I'm trying to predict a negative binomial model to a stack of rasters using the predict
function in the raster
package. I need to include an offset term to normalize my count variable. I have tried unsuccessfully to get this to work using a method where the offset term is included in the model like this:
condor.glm <- glm.nb(y_count ~ logsafefood + logpigharvest +
logintdist + houseden + pubforest + pubrange +
privforest + privrange + offset(log(offset)),
data=merge.Hex, control=glm.control(maxit=1000))

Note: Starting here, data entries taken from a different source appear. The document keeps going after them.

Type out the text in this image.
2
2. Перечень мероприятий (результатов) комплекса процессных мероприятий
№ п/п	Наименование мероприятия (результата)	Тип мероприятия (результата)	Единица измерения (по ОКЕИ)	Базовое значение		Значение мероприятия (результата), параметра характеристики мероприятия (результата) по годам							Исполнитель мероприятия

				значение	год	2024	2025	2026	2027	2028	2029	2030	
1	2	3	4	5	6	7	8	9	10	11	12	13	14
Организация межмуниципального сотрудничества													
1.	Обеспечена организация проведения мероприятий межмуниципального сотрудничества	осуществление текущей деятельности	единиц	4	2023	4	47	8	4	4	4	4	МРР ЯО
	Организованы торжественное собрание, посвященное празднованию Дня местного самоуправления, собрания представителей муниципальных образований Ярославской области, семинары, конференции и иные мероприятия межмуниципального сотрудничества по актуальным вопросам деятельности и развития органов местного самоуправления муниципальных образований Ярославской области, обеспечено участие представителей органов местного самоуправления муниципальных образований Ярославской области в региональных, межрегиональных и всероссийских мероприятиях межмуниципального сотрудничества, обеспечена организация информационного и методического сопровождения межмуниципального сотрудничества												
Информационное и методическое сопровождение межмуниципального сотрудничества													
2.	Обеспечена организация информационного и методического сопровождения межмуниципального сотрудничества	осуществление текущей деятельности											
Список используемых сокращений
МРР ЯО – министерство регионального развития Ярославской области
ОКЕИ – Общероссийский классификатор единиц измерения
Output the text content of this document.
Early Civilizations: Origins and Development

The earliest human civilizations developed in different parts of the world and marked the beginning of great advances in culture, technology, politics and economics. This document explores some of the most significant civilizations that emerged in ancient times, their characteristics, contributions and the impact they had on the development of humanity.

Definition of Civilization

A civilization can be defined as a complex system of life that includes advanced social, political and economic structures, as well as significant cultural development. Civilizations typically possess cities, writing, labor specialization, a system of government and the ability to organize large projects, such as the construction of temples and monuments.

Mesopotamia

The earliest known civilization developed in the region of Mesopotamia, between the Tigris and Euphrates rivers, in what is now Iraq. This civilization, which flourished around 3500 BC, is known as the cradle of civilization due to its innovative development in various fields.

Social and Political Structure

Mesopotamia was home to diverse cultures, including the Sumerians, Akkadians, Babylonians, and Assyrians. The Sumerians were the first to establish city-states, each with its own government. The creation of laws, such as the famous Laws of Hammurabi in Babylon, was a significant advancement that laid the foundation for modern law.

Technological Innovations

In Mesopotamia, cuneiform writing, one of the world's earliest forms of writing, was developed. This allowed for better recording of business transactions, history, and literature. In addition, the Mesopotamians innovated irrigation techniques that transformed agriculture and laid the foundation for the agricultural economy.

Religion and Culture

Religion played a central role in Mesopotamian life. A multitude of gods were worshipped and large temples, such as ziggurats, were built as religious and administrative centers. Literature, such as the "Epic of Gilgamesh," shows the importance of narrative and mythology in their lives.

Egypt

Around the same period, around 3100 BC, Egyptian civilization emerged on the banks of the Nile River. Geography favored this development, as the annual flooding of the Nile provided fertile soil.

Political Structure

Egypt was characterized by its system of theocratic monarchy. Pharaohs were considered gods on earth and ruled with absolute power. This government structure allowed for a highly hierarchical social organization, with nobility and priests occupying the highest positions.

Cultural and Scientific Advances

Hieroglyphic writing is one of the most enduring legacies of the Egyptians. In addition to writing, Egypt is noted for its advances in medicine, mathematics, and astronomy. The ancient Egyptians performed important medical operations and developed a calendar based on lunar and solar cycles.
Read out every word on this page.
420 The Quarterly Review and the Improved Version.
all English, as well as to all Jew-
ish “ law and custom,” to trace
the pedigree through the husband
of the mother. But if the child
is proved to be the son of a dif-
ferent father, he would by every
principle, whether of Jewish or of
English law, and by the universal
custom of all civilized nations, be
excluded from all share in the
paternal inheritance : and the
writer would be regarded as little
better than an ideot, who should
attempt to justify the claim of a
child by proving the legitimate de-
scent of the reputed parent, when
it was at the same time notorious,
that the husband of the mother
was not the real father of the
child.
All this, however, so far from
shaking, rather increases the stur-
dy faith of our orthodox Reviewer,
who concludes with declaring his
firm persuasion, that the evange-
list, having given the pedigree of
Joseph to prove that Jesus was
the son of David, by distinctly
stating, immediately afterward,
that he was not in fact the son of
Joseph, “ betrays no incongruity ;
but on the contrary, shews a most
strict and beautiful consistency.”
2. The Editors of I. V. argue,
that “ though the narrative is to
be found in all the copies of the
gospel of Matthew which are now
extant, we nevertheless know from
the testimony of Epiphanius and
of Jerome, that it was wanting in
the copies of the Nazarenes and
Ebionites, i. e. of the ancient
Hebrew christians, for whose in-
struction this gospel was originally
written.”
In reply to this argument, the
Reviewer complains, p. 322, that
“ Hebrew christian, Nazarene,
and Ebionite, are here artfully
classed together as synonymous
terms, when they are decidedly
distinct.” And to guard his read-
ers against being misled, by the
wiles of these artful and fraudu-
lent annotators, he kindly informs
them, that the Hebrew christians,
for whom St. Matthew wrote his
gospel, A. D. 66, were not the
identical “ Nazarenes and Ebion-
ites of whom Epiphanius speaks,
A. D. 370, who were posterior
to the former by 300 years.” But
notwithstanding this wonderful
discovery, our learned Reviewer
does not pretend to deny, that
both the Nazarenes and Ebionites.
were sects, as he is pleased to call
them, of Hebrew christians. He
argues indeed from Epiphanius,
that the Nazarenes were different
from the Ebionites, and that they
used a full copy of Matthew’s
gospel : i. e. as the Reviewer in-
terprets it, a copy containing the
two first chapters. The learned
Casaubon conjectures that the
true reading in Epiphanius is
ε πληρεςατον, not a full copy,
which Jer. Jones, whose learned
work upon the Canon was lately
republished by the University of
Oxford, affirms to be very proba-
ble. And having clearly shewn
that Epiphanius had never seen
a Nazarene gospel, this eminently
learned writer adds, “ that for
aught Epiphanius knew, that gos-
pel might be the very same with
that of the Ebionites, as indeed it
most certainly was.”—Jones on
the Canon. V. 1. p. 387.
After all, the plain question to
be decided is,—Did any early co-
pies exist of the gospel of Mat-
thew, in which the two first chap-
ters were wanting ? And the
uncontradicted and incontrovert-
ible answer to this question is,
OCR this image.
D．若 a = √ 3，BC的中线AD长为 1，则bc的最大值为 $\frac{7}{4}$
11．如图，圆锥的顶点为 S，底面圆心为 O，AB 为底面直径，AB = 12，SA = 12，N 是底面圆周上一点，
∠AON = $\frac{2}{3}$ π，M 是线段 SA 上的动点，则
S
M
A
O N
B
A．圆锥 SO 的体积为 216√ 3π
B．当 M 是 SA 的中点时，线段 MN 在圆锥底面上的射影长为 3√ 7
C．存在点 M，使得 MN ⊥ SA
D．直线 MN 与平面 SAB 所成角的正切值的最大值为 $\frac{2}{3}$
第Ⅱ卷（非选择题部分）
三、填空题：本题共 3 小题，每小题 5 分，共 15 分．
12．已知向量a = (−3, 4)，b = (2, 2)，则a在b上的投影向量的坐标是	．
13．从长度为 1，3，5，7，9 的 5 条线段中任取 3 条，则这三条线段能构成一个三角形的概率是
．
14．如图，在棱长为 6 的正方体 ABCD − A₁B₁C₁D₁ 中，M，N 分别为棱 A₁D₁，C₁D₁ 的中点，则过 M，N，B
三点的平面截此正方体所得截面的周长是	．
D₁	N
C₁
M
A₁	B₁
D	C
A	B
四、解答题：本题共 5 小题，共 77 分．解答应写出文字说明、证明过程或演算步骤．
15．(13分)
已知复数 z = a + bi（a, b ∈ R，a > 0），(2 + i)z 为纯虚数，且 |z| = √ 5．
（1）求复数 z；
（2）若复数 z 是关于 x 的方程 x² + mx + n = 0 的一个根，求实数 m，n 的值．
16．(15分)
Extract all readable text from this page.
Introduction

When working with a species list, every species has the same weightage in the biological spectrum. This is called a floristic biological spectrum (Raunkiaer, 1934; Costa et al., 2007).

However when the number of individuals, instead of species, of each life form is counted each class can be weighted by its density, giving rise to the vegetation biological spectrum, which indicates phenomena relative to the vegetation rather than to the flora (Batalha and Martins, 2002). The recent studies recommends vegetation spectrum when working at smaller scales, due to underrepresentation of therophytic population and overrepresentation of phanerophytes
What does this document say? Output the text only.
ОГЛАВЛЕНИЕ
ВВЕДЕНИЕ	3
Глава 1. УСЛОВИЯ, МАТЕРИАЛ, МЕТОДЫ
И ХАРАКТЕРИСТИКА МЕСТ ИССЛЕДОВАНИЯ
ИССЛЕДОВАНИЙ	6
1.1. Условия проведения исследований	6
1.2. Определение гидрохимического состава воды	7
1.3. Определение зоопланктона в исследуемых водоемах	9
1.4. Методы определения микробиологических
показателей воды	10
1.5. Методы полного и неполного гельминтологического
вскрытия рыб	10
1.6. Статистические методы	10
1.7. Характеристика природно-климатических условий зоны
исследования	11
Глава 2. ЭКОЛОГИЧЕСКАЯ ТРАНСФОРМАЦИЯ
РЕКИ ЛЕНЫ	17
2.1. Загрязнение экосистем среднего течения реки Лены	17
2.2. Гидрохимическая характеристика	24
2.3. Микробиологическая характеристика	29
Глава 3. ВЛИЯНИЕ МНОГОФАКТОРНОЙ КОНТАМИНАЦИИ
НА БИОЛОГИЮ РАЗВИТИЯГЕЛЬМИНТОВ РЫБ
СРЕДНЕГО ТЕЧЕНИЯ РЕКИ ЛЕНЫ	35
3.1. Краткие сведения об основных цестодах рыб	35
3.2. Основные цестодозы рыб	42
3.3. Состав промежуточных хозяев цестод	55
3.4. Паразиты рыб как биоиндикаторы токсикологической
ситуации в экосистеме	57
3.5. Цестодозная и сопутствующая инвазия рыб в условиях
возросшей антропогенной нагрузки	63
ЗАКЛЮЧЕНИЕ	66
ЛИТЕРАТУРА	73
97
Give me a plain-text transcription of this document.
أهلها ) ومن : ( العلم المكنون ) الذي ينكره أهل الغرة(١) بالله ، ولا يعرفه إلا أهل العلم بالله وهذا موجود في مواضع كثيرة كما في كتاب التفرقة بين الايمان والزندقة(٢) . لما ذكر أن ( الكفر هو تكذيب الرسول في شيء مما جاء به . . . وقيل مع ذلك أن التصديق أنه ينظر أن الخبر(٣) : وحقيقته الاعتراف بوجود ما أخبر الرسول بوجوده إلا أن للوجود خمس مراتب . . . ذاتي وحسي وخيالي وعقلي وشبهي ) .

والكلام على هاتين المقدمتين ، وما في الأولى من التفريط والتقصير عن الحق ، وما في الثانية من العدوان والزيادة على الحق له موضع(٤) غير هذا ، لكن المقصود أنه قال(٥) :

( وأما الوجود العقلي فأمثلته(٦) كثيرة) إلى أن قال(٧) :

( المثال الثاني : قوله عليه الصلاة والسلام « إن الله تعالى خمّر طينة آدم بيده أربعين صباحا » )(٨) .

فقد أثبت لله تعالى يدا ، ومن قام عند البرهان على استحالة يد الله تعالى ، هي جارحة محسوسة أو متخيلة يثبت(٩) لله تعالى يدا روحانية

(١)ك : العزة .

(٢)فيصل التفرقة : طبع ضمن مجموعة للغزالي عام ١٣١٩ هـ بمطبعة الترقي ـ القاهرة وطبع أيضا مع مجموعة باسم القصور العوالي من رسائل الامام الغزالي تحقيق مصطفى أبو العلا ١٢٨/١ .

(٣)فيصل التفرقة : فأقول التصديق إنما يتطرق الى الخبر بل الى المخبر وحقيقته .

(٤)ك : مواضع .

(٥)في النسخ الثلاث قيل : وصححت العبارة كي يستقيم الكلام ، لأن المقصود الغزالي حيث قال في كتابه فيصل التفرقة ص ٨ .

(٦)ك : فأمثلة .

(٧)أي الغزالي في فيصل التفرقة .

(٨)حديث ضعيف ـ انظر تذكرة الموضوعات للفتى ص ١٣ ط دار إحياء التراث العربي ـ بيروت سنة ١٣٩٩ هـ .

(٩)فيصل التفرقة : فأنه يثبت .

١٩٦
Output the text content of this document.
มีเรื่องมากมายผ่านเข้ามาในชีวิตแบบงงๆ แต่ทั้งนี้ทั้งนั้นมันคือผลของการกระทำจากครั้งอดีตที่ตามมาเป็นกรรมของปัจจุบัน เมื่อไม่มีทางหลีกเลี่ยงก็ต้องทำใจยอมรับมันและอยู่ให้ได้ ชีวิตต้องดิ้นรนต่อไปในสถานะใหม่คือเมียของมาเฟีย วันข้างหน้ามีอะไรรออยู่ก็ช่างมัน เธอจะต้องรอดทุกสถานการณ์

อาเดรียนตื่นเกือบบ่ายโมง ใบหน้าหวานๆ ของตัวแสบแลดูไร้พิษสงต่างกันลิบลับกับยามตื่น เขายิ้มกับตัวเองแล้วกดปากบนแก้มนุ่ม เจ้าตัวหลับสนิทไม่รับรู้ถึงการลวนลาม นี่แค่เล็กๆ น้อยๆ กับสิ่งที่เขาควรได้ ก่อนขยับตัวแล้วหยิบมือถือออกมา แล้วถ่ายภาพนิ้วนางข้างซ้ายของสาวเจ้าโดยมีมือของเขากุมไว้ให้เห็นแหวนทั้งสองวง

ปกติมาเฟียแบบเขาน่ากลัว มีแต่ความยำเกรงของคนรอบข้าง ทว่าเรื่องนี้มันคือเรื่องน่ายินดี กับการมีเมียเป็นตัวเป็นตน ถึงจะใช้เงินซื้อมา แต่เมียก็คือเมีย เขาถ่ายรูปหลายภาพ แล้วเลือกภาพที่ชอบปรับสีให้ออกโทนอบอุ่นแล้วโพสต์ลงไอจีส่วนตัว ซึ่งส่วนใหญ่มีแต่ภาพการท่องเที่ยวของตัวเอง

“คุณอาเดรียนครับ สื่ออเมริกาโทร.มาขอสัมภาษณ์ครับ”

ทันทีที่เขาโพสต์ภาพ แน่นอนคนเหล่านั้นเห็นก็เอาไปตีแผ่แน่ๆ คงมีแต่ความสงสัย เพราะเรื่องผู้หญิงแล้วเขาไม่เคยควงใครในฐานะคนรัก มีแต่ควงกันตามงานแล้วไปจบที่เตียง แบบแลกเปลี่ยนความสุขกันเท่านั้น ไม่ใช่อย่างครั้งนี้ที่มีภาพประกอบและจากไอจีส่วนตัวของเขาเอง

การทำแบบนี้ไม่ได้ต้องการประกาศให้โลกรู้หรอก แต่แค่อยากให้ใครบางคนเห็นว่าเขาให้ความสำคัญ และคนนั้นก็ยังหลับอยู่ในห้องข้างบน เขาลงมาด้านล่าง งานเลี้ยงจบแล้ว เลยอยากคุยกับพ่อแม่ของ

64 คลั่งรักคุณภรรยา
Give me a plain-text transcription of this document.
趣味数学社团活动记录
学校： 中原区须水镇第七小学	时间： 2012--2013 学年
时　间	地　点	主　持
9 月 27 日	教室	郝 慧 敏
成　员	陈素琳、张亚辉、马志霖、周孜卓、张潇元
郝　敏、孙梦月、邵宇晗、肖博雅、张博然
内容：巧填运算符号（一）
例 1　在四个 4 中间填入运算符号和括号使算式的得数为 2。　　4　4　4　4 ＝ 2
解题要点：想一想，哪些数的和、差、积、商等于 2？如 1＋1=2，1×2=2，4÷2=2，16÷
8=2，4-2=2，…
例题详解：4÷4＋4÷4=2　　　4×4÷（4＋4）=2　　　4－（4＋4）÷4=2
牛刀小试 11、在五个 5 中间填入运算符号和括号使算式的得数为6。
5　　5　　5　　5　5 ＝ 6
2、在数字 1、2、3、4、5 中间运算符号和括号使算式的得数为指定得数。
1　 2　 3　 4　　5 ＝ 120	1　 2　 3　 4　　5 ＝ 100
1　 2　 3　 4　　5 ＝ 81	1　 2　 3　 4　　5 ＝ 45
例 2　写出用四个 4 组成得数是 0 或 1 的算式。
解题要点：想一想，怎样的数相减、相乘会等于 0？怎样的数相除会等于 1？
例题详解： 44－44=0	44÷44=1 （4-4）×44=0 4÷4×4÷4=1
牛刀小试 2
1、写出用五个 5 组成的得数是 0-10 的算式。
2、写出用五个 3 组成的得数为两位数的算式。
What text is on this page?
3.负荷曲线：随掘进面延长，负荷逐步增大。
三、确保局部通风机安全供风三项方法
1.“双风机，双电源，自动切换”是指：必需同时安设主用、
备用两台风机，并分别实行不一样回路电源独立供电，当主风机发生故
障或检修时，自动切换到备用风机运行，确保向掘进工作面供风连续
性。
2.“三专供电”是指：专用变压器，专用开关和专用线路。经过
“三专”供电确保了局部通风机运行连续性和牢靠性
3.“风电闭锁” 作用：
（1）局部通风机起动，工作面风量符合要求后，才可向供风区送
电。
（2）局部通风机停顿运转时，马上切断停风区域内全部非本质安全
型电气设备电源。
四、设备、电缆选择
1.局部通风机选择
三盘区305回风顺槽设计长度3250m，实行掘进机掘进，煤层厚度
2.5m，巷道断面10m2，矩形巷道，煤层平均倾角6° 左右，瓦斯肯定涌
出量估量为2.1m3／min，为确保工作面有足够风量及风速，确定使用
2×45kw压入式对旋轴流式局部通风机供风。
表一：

predict(rasStack2, condor.glm, filename="cencal_predictlow_model15.img",
overwrite=TRUE, type="response", progress="text",na.rm=TRUE)
R throws this error:
Error in log(offset) : non-numeric argument to mathematical function
If I pass offset
as an argument instead:
condor.glm <- glm.nb(y_count ~ logsafefood + logpigharvest +
logintdist + houseden + pubforest + pubrange +
privforest + privrange,
offset=log(offset),
data=merge.Hex, control=glm.control(maxit=1000))
predict(rasStack2, condor.glm, filename="cencal_predictlow_model15.img",
overwrite=TRUE, type="response", progress="text",na.rm=TRUE)
R creates the prediction surfaces but the values are all equal.
Any suggestions for how to do this correctly?